Seattle City Council members say no one has complained about raw sewage being continually dumped into Puget Sound. But they scream bloody murder about proposed coal off-loading facilities and proposed oil export plants on Puget Sound. Bizarre.

The numbers are low in the south resident orca pods. Why? I believe the southern resident orcas never recovered from the 1965 to 1973 captures, such as those that happened at Penn Cove in Puget Sound. Thirteen drowned at that one capture of orcas for shows and aquariums. In that time span, as many as 45 orcas were captured and sent to entertainment aquariums around the U.S. and world. The major breeding core of the pod never recovered.

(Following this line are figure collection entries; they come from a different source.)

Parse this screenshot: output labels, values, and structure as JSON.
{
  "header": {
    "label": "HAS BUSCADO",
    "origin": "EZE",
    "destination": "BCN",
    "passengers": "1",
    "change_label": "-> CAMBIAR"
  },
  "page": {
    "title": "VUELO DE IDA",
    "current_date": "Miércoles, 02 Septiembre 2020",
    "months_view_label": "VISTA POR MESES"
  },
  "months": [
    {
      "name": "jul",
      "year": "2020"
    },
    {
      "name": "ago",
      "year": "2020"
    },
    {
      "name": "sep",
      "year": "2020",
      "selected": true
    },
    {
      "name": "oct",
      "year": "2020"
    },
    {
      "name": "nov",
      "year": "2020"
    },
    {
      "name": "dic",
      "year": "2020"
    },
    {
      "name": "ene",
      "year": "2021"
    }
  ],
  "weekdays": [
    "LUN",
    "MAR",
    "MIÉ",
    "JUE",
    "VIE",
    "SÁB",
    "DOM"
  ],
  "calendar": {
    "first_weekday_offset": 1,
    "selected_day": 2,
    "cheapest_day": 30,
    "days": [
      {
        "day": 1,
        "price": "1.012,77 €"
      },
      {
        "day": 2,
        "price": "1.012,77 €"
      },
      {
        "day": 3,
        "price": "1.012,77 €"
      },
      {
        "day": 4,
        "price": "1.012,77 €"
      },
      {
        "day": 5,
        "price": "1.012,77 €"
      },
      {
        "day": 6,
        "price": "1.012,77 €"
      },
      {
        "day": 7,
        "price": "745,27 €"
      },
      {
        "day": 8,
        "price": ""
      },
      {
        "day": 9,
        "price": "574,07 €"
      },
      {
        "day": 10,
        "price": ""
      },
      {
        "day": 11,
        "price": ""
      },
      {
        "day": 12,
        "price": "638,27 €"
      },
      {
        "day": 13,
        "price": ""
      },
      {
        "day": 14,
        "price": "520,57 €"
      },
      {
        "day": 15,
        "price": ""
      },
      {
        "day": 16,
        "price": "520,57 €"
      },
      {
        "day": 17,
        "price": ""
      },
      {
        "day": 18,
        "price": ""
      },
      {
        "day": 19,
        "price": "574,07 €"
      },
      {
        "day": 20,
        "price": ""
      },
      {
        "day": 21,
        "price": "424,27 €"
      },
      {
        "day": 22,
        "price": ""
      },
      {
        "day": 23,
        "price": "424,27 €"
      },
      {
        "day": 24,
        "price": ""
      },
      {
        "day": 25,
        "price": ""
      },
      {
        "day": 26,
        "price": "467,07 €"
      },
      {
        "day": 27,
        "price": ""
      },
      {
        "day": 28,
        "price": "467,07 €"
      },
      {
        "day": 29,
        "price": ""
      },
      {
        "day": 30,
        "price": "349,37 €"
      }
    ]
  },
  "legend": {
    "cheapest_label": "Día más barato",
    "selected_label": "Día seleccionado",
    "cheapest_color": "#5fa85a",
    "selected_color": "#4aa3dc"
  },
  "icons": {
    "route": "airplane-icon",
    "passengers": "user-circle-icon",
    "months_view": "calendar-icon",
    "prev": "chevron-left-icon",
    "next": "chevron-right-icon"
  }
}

On Aug. 8, 1970, a group of men used boats, planes and explosives to drive a large family of southern resident killer whales into the shallow waters of Penn Cove, just north of Seattle at Coupeville, Wash. They ringed the panicked and screaming whales with nets and used long sticks to push mothers away from their calves.

Five whales drown in the nets. Six babies were taken from their mothers, who cried out in distress as their calves were airlifted and shipped to marine parks. After the capture, the men filled the bellies of the whales that died with rocks and tied anchors to their tales, so they would fall to the deep unreported. All for a buck. Can you imagine that?

The film is heartbreaking to watch. They should have been fried. Watch the movie “Blackfish.”

But the Orca Task Force targets the lower Snake River dams as the issue.

Salmon runs on rivers without dams from California to Alaska have been affected by low return numbers periodically during the past 10 years. This has occurred right in the orca migration lane, where entire salmon fishing seasons were canceled altogether.

Why?

Ocean conditions? The sun’s effects on Earth? Earth’s ever-changing seasonal climates? Over-fishing in the Pacific Ocean by rouge salmon fishing fleets?

Canadians catching Washington salmon in the Inside Passage?

Washington fishermen catching chinook headed for Idaho waters to spawn?

Yes. All of them affect salmon runs.

Both salmon and orcas are iconic symbols of the Pacific Northwest. We all agree they are important. Both must be saved. Finding the solution is the hard part.